A panel on assurance included (from left to right) Anita Chan of KPMG, Marie Hache, ESG Partner at PwC, Deloitte Partner Laura McCracken, Mallory Thomas of Baker Tilly, and (not pictured) Trip Borstel of EY. They emphasized the importance of building trust through reporting that is relevant, reliable, and verifiable. 

The panelists emphasized the need to restore trust with a global baseline of corporate sustainability reporting that uses standardized measurements and definitions. 

“We’ve been on a journey, and the next five-to-eight years are going to be really interesting in terms of what happens with the SEC rules and the legal issues,” McCracken said.

Chan echoed Patatoukas’ remarks: “You can’t manage what you can’t measure.”

The panel discussion also highlighted the need for corporations to develop processes, incentives, and governance mechanisms that integrate traditional financial reporting with sustainability reporting.  

Andy Behar, CEO of As You Sow (above left), served as moderator. “Hope is not a strategy. We are starting to get action,” he said. 

Setting standards

Berkeley Law Professor Stavros Gadinis moderated a discussion on standard setting that included Verity Chegar of the International Sustainability Standards Board (ISSB), former U.S. Department of Energy advisor Kate Gordon, and Katie Schmitz Eulitt, of the International Financial Reporting Standards (IFRS) Foundation.

Despite the fear that we’ll end up with separate sustainability reporting standards—imposed by the SEC, the EU, and California—the panelists agreed that convergence on reporting standards is in everyone’s interest.  
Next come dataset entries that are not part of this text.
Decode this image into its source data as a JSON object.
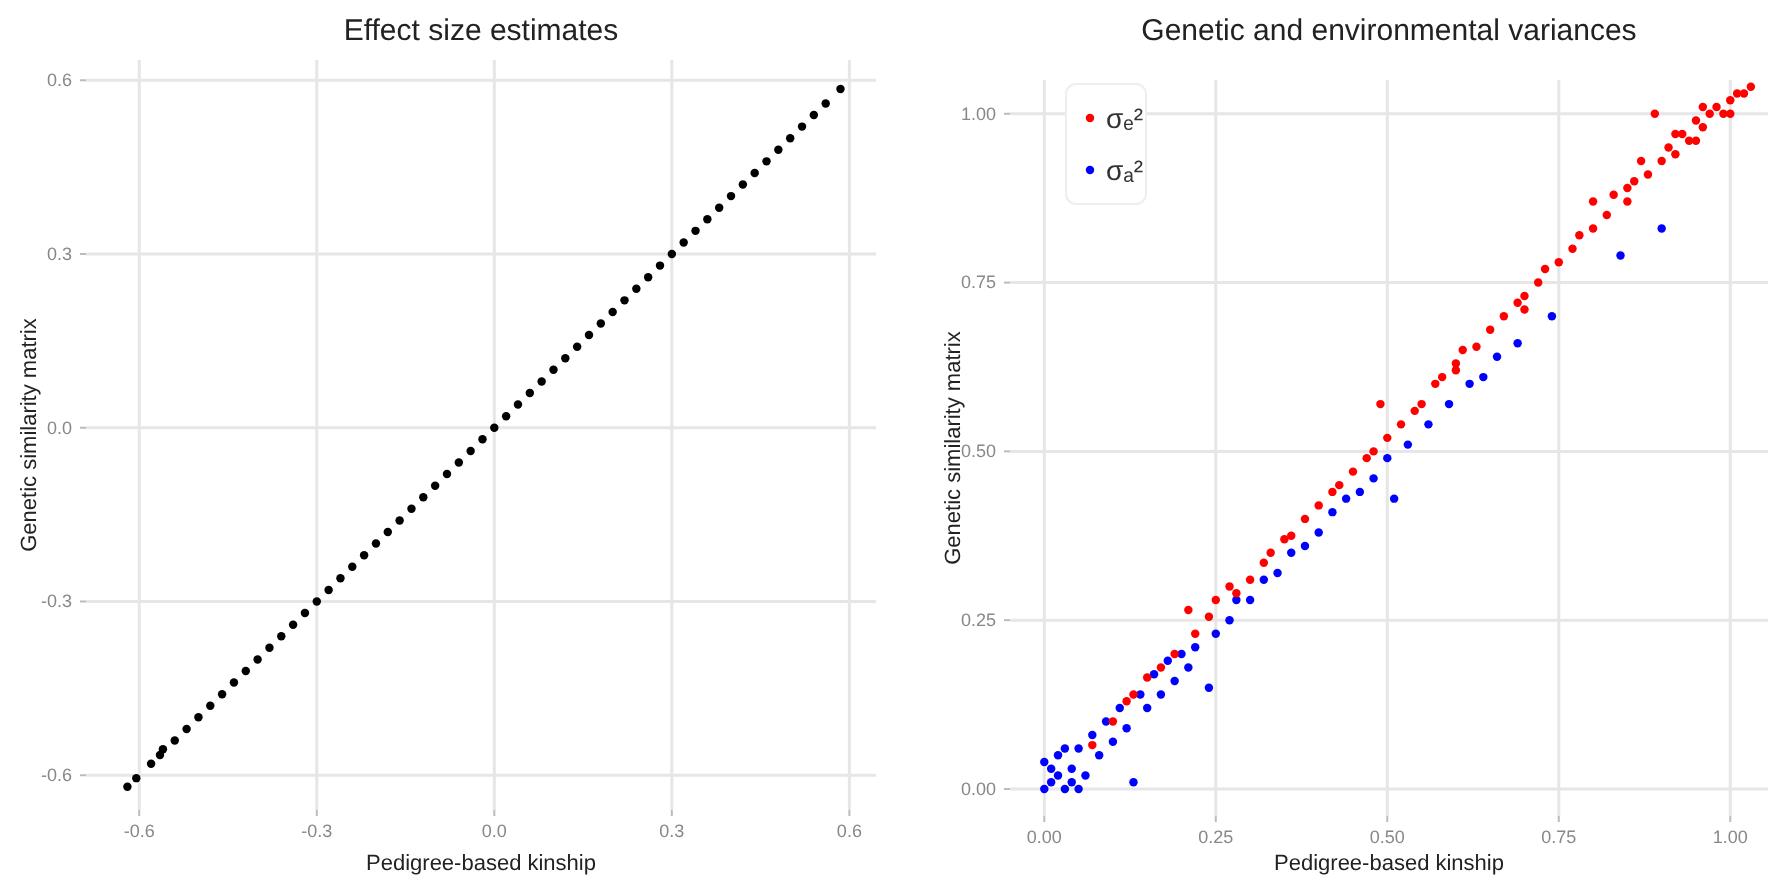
{
  "chart_data": [
    {
      "type": "scatter",
      "title": "Effect size estimates",
      "xlabel": "Pedigree-based kinship",
      "ylabel": "Genetic similarity matrix",
      "xlim": [
        -0.69,
        0.645
      ],
      "ylim": [
        -0.66,
        0.635
      ],
      "xticks": [
        {
          "value": -0.6,
          "label": "-0.6"
        },
        {
          "value": -0.3,
          "label": "-0.3"
        },
        {
          "value": 0,
          "label": "0.0"
        },
        {
          "value": 0.3,
          "label": "0.3"
        },
        {
          "value": 0.6,
          "label": "0.6"
        }
      ],
      "yticks": [
        {
          "value": -0.6,
          "label": "-0.6"
        },
        {
          "value": -0.3,
          "label": "-0.3"
        },
        {
          "value": 0,
          "label": "0.0"
        },
        {
          "value": 0.3,
          "label": "0.3"
        },
        {
          "value": 0.6,
          "label": "0.6"
        }
      ],
      "grid": true,
      "marker": "circle",
      "legend": false,
      "series": [
        {
          "color": "#000000",
          "x": [
            -0.62,
            -0.605,
            -0.58,
            -0.565,
            -0.56,
            -0.54,
            -0.52,
            -0.5,
            -0.48,
            -0.46,
            -0.44,
            -0.42,
            -0.4,
            -0.38,
            -0.36,
            -0.34,
            -0.32,
            -0.3,
            -0.28,
            -0.26,
            -0.24,
            -0.22,
            -0.2,
            -0.18,
            -0.16,
            -0.14,
            -0.12,
            -0.1,
            -0.08,
            -0.06,
            -0.04,
            -0.02,
            0,
            0.02,
            0.04,
            0.06,
            0.08,
            0.1,
            0.12,
            0.14,
            0.16,
            0.18,
            0.2,
            0.22,
            0.24,
            0.26,
            0.28,
            0.3,
            0.32,
            0.34,
            0.36,
            0.38,
            0.4,
            0.42,
            0.44,
            0.46,
            0.48,
            0.5,
            0.52,
            0.54,
            0.56,
            0.585
          ],
          "values": [
            -0.62,
            -0.605,
            -0.58,
            -0.565,
            -0.555,
            -0.54,
            -0.52,
            -0.5,
            -0.48,
            -0.46,
            -0.44,
            -0.42,
            -0.4,
            -0.38,
            -0.36,
            -0.34,
            -0.32,
            -0.3,
            -0.28,
            -0.26,
            -0.24,
            -0.22,
            -0.2,
            -0.18,
            -0.16,
            -0.14,
            -0.12,
            -0.1,
            -0.08,
            -0.06,
            -0.04,
            -0.02,
            0,
            0.02,
            0.04,
            0.06,
            0.08,
            0.1,
            0.12,
            0.14,
            0.16,
            0.18,
            0.2,
            0.22,
            0.24,
            0.26,
            0.28,
            0.3,
            0.32,
            0.34,
            0.36,
            0.38,
            0.4,
            0.42,
            0.44,
            0.46,
            0.48,
            0.5,
            0.52,
            0.54,
            0.56,
            0.585
          ]
        }
      ]
    },
    {
      "type": "scatter",
      "title": "Genetic and environmental variances",
      "xlabel": "Pedigree-based kinship",
      "ylabel": "Genetic similarity matrix",
      "xlim": [
        -0.05,
        1.055
      ],
      "ylim": [
        -0.04,
        1.05
      ],
      "xticks": [
        {
          "value": 0,
          "label": "0.00"
        },
        {
          "value": 0.25,
          "label": "0.25"
        },
        {
          "value": 0.5,
          "label": "0.50"
        },
        {
          "value": 0.75,
          "label": "0.75"
        },
        {
          "value": 1,
          "label": "1.00"
        }
      ],
      "yticks": [
        {
          "value": 0,
          "label": "0.00"
        },
        {
          "value": 0.25,
          "label": "0.25"
        },
        {
          "value": 0.5,
          "label": "0.50"
        },
        {
          "value": 0.75,
          "label": "0.75"
        },
        {
          "value": 1,
          "label": "1.00"
        }
      ],
      "grid": true,
      "marker": "circle",
      "legend": "top left",
      "series": [
        {
          "name": "σₑ²",
          "color": "#ff0000",
          "x": [
            0.07,
            0.1,
            0.12,
            0.13,
            0.15,
            0.17,
            0.19,
            0.21,
            0.22,
            0.24,
            0.25,
            0.27,
            0.28,
            0.3,
            0.32,
            0.33,
            0.35,
            0.36,
            0.38,
            0.4,
            0.42,
            0.43,
            0.45,
            0.47,
            0.48,
            0.49,
            0.5,
            0.52,
            0.54,
            0.55,
            0.57,
            0.58,
            0.6,
            0.6,
            0.61,
            0.63,
            0.65,
            0.67,
            0.69,
            0.7,
            0.7,
            0.72,
            0.73,
            0.75,
            0.77,
            0.78,
            0.8,
            0.8,
            0.82,
            0.83,
            0.85,
            0.85,
            0.86,
            0.87,
            0.88,
            0.89,
            0.9,
            0.91,
            0.92,
            0.92,
            0.93,
            0.94,
            0.95,
            0.95,
            0.96,
            0.96,
            0.97,
            0.98,
            0.99,
            1,
            1,
            1.01,
            1.02,
            1.03
          ],
          "values": [
            0.065,
            0.1,
            0.13,
            0.14,
            0.165,
            0.18,
            0.2,
            0.265,
            0.23,
            0.255,
            0.28,
            0.3,
            0.29,
            0.31,
            0.335,
            0.35,
            0.37,
            0.375,
            0.4,
            0.42,
            0.44,
            0.45,
            0.47,
            0.49,
            0.5,
            0.57,
            0.52,
            0.54,
            0.56,
            0.57,
            0.6,
            0.61,
            0.63,
            0.62,
            0.65,
            0.655,
            0.68,
            0.7,
            0.72,
            0.73,
            0.71,
            0.75,
            0.77,
            0.78,
            0.8,
            0.82,
            0.83,
            0.87,
            0.85,
            0.88,
            0.89,
            0.87,
            0.9,
            0.93,
            0.91,
            1,
            0.93,
            0.95,
            0.94,
            0.97,
            0.97,
            0.96,
            0.99,
            0.96,
            0.98,
            1.01,
            1,
            1.01,
            1,
            1.02,
            1,
            1.03,
            1.03,
            1.04
          ]
        },
        {
          "name": "σₐ²",
          "color": "#0000ff",
          "x": [
            0,
            0.01,
            0.02,
            0.01,
            0.03,
            0.02,
            0.04,
            0.05,
            0.05,
            0.06,
            0.07,
            0.08,
            0.09,
            0.1,
            0.11,
            0.12,
            0.13,
            0.14,
            0.15,
            0.16,
            0.17,
            0.18,
            0.19,
            0.2,
            0.21,
            0.22,
            0.24,
            0.25,
            0.27,
            0.28,
            0.3,
            0.32,
            0.34,
            0.36,
            0.38,
            0.4,
            0.42,
            0.44,
            0.46,
            0.48,
            0.5,
            0.51,
            0.53,
            0.56,
            0.59,
            0.62,
            0.64,
            0.66,
            0.69,
            0.74,
            0.84,
            0.9,
            0.03,
            0,
            0.04
          ],
          "values": [
            0,
            0.03,
            0.05,
            0.01,
            0,
            0.02,
            0.03,
            0.06,
            0,
            0.02,
            0.08,
            0.05,
            0.1,
            0.07,
            0.12,
            0.09,
            0.01,
            0.14,
            0.12,
            0.17,
            0.14,
            0.19,
            0.16,
            0.2,
            0.18,
            0.21,
            0.15,
            0.23,
            0.25,
            0.28,
            0.28,
            0.31,
            0.32,
            0.35,
            0.36,
            0.38,
            0.41,
            0.43,
            0.44,
            0.46,
            0.49,
            0.43,
            0.51,
            0.54,
            0.57,
            0.6,
            0.61,
            0.64,
            0.66,
            0.7,
            0.79,
            0.83,
            0.06,
            0.04,
            0.01
          ]
        }
      ]
    }
  ]
}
“This is a global issue that doesn’t happen within boundaries,” said Gordon, who served as senior advisor to both U.S. Energy Secretary Jennifer Granholm and California Gov. Gavin Newsom. “There does need to be consistency for companies since they can’t parse the different rules.

Asked why climate risks should be singled out in audit reports above other risks—such as cyber threats or policy changes—Gordon emphasized that “climate risk is different because the risks are known, and they are predictable. They are already in the atmosphere from things we did 50 years ago or more.”
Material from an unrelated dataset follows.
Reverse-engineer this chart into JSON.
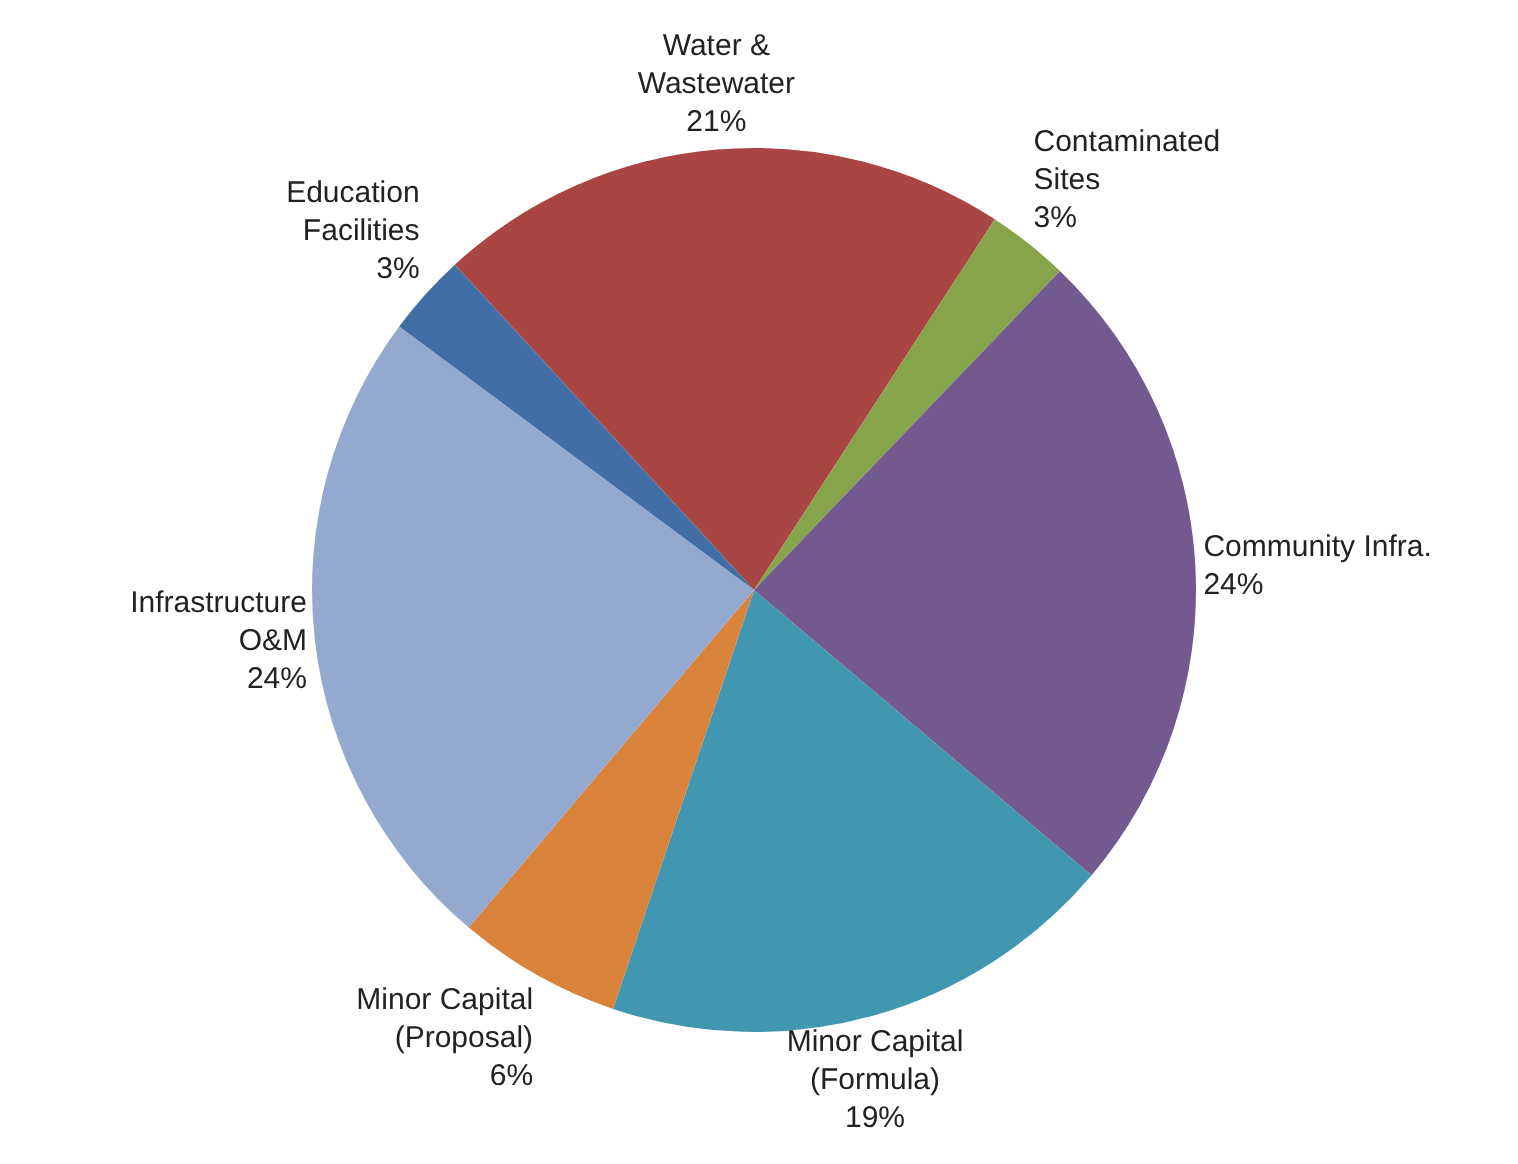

Even the election outcome won’t likely turn back the movement toward more disclosure, Schmitz Eulitt said. “Let’s just inhabit a world where the climate rule gets thrown out. My instinct is that if it’s a material issue, you have to disclose it. Investors are asking for it,” she said.

Gordon (center), with Chegar (left) and Schmitz Eulitt (right)

Investors’ perspective

The last panel of the day focused on the investors’ perspective and included Nuveen Senior Director Anthony Mark Garcia, Jonathan Hudacko, MBA 01, personal investing principal at Vanguard, Jamie Nulph, MSCI’s executive director of climate and sustainability, Anne Simpson, Franklin Templeton’s global head of ESG, and State Street’s Karen Wong, global head of ESG investing.  Patatoukas served as moderator.

Patatoukas emphasized that “climate risk, which includes both physical risks from environmental changes and transition risks related to moving towards a lower-carbon economy, is increasingly acknowledged as a significant investment risk.”

Wong said reporting standards are critical as more investors ask to incorporate sustainability metrics explicitly into their portfolios. “We have some investors who really care about climate change risk,” she said. “I think it’s important to provide a choice for investors. It’s their money, not ours.”

Asked about the strategy of divestment versus engagement, Simpson, who also teaches MBA, MFE and undergraduate classes at Haas, encouraged students who want change to embrace the complexity of the moment. “If you want to feel pure, roll up your sleeves and walk away,” she said. “If you want real change, you have to roll your sleeves up and get involved.”

Meredith Albion, FTMBA24 (right), worked for a credit ratings firm before attending Haas. She has focused much of her time at Haas on sustainable investing. She is currently a student principal of the Haas Sustainable Investment Fund and is a member of the SAIF Student Advisory Board.